L’œuvre version intelligence artificielle (IA) fait partie d’une exposition du musée Mauritshuis de La Haye, rassemblant des reproductions de fans de La Jeune Fille à la perle de Vermeer (1665), actuellement prêtée au Rijksmuseum d’Amsterdam pour une rétrospective événement sur le peintre néerlandais.

Deux boucles d’oreilles au lieu d’une seule

À première vue, on retrouve la luminosité si caractéristique du tableau original et le regard emblématique de la jeune fille mais à y regarder de plus près, des détails étranges sautent aux yeux. Cette jeune fille n’a pas qu’une boucle d’oreille mais deux, une à chaque côté, étincelantes, et des taches de rousseur d’une nuance de rouge jonchent son visage.

Julian van Dieken, créateur numérique basé à Berlin, a réalisé l’image pour le concours « Ma fille à la perle » du Mauritshuis, appelant les gens à envoyer leur version du célèbre tableau. Il a utilisé l’outil d’IA Midjourney, capable de générer des images complexes à l’aide de millions d’images provenant d’Internet, et Photoshop. Elle a été sélectionnée parmi l’une des cinq créations – sur les 3.482 soumises – exposées dans la pièce où trône habituellement la vraie Jeune Fille à la perle.

« Une honte et une insulte incroyable »

La sélection d’une image générée par l’IA fait des remous. L’artiste néerlandaise Iris Compiet a déclaré sur la page Instagram de l’exposition du musée que c’était « une honte et une insulte incroyable ». Un avis partagé par des dizaines d’autres internautes sur les réseaux sociaux.

« C’est une insulte à l’héritage de Vermeer et aussi à tout artiste en activité. Venant d’un musée, c’est une vraie gifle », comparant l’image au monstre de Frankenstein, ajoute Iris Compiet.

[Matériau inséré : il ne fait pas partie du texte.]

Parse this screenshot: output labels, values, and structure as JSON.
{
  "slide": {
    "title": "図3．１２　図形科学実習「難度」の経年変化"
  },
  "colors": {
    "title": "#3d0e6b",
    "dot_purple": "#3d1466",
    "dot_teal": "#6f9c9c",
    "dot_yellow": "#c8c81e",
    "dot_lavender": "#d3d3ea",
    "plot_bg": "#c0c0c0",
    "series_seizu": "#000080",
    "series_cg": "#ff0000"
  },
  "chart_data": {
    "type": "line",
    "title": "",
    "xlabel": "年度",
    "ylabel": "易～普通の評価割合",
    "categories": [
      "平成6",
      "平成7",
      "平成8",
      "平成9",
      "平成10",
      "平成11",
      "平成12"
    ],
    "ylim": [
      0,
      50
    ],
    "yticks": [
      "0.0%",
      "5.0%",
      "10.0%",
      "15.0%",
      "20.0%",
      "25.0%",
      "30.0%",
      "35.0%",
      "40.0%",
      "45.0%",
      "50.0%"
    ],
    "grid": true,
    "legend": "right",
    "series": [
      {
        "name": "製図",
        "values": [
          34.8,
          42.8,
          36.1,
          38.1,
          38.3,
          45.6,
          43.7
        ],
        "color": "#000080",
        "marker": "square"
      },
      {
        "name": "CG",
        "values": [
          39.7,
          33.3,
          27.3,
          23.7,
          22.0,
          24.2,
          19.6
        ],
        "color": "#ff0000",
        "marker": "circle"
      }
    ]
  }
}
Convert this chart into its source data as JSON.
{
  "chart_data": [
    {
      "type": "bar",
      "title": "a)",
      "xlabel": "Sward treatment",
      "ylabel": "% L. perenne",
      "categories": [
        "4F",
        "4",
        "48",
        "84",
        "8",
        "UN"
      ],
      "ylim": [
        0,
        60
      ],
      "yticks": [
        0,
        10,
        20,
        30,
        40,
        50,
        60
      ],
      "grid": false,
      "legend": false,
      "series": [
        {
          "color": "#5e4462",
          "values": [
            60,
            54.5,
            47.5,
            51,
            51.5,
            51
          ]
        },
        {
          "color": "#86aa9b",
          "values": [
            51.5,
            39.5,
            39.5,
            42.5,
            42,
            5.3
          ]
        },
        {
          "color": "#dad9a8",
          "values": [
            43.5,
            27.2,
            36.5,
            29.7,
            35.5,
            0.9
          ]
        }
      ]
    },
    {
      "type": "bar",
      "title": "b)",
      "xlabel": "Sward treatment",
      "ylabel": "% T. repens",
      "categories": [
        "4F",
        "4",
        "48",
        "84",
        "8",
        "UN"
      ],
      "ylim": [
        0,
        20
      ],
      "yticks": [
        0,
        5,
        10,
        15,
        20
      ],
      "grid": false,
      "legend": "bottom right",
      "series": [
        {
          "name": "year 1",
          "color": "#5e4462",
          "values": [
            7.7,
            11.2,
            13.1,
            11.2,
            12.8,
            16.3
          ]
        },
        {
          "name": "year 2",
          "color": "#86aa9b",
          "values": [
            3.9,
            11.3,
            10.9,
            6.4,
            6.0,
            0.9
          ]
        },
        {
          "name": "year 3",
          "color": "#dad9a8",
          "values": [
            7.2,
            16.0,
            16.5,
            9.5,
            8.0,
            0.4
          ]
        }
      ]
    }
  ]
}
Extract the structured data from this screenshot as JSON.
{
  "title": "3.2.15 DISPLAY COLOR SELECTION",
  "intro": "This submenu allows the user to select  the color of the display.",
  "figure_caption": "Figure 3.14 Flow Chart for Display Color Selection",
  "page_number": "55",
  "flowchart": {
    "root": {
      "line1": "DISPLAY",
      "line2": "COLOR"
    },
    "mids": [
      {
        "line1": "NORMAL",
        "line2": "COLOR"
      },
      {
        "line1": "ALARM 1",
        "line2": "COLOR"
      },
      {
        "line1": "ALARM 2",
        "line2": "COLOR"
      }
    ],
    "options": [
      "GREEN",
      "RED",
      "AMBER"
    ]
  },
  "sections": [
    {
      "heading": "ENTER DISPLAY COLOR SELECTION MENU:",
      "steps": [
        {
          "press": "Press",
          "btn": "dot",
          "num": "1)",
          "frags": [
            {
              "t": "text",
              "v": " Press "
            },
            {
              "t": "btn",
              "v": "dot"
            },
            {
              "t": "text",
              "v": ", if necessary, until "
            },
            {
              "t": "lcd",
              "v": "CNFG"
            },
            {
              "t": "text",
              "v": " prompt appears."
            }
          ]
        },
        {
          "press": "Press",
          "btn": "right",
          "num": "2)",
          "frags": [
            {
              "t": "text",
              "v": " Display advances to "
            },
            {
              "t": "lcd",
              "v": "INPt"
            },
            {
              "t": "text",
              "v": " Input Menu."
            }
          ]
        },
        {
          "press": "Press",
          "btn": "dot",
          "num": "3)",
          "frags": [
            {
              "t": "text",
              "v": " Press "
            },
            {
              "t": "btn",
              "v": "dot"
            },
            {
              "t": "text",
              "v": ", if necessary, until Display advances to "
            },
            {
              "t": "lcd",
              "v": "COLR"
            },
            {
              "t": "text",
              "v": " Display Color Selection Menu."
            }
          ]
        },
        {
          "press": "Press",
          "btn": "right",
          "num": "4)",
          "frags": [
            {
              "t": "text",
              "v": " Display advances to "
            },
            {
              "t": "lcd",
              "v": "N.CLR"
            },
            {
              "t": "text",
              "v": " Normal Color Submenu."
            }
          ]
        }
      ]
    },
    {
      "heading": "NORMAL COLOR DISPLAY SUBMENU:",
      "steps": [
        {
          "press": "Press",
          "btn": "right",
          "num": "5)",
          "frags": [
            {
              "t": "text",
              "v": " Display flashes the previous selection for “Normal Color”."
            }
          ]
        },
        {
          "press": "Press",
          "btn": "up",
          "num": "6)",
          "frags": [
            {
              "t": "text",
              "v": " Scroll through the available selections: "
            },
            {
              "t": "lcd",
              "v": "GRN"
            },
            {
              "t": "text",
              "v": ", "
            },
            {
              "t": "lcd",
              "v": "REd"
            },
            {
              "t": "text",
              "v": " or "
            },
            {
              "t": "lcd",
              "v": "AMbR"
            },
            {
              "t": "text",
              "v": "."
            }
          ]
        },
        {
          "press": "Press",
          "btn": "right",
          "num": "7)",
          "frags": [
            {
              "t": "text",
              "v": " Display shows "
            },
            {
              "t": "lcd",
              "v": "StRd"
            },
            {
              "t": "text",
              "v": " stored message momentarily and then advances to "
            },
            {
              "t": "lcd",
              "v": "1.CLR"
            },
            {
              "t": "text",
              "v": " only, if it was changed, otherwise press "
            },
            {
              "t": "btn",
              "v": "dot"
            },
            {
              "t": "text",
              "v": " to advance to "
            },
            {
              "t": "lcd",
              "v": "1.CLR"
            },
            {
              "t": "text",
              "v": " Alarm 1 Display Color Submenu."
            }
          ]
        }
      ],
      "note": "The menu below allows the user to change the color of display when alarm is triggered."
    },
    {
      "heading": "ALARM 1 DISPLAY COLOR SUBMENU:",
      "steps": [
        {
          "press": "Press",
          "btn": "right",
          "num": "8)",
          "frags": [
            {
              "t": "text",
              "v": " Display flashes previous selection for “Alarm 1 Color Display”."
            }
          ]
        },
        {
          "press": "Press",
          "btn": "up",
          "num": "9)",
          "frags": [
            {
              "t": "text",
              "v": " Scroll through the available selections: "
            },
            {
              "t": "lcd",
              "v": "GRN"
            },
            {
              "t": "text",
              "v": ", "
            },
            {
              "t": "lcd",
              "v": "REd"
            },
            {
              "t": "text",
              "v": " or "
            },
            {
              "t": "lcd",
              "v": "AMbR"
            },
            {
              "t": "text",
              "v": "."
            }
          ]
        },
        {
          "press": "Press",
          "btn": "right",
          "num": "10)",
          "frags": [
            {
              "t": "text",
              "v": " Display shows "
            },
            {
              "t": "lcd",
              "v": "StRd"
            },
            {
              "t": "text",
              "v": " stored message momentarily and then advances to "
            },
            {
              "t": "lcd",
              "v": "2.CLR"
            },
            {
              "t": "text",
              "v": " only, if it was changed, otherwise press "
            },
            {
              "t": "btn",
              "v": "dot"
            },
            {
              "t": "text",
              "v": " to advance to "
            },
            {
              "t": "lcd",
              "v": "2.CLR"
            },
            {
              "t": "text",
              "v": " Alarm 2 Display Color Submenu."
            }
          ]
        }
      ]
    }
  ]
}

Elle estime que les outils d’IA violent le droit d’auteur d’autres artistes, en utilisant leurs œuvres comme base pour des images générées artificiellement, et se servent de photos d’internautes.

Il s’agit d’une « technologie contraire à l’éthique », estime pour sa part l’artiste Eva Toorenent, qui œuvre pour la régulation de l’IA. « Sans le travail d’artistes humains, ce programme ne pourrait tout simplement pas générer d’œuvres », a-t-elle déclaré, citée par le quotidien néerlandais De Volkskrant.

« Nous pensons que c’est un processus créatif »

« C’est controversé, donc les gens sont pour ou contre », observe Boris de Munnick, attaché de presse du Mauritshuis. « Les gens qui ont sélectionné l’œuvre, ils l’ont aimée, ils savaient que c’était de l’IA mais nous avons aimé la création, alors nous l’avons choisie, et nous l’avons accrochée » au mur, explique-t-il.

« Qu’est-ce qui est de l’art et qu’est-ce qui ne l’est pas ? », s’interroge également Boris de Munnick, ajoutant que le Mauritshuis n’avait pas délibérément cherché à ouvrir le débat. « Nous pensons que c’est une belle image, nous pensons que c’est un processus créatif », et « nous ne sommes pas le (genre de) musée pour discuter si l’IA à sa place dans un musée d’art »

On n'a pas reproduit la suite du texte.